A cash-generative, gas-heavy North American IPP positioned to monetize AI data-center load and PJM capacity tightness—tempered by high leverage and regulatory risk.
Overview
Capital Power (CPX.TO) is a growth-oriented North American independent power producer with a simple, resilient model: develop/acquire/own/operate utility-scale generation and sell electricity, capacity, and ancillary services across Canadian and U.S. markets.
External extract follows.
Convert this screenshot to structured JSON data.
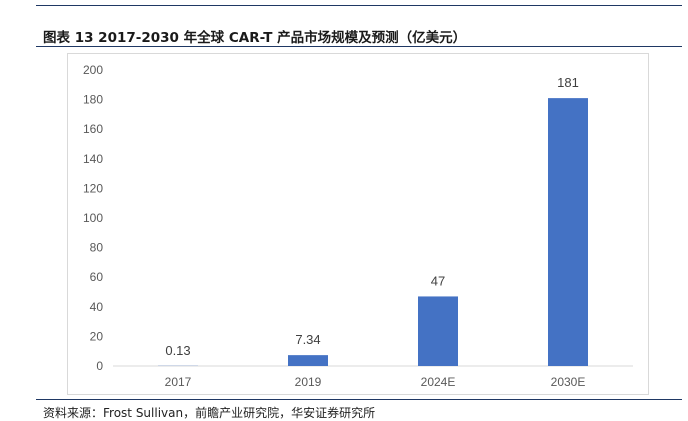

By FY2025 it operated ~12.1 GW net across 35 facilities, with a deliberate mix of contracted cash flows (targeting >60% contracted via PPAs/tolling/ESAs with investment-grade counterparties) and merchant exposure that can capture price spikes in deregulated markets (e.g., Alberta AESO, U.S. PJM). The fleet is anchored by high-efficiency natural gas—positioned as the flexible backbone for grid reliability—complemented by renewables (U.S. solar; Canada wind/solar) and early battery storage (170 MW Ontario BESS contracted to 2047). A defining 2025 step was the $3.0B acquisition of Hummel and Rolling Hills, adding 2.2 GW in PJM and lifting Capital Power into the top tier of North American IPPs by gas scale. Strategically, the company is repositioning from a Canada-centric generator to a continental infrastructure platform geared to U.S. capacity scarcity and the AI/data-center power buildout, evidenced by a binding MOU to supply 250 MW to an Alberta data-center developer starting around 2028.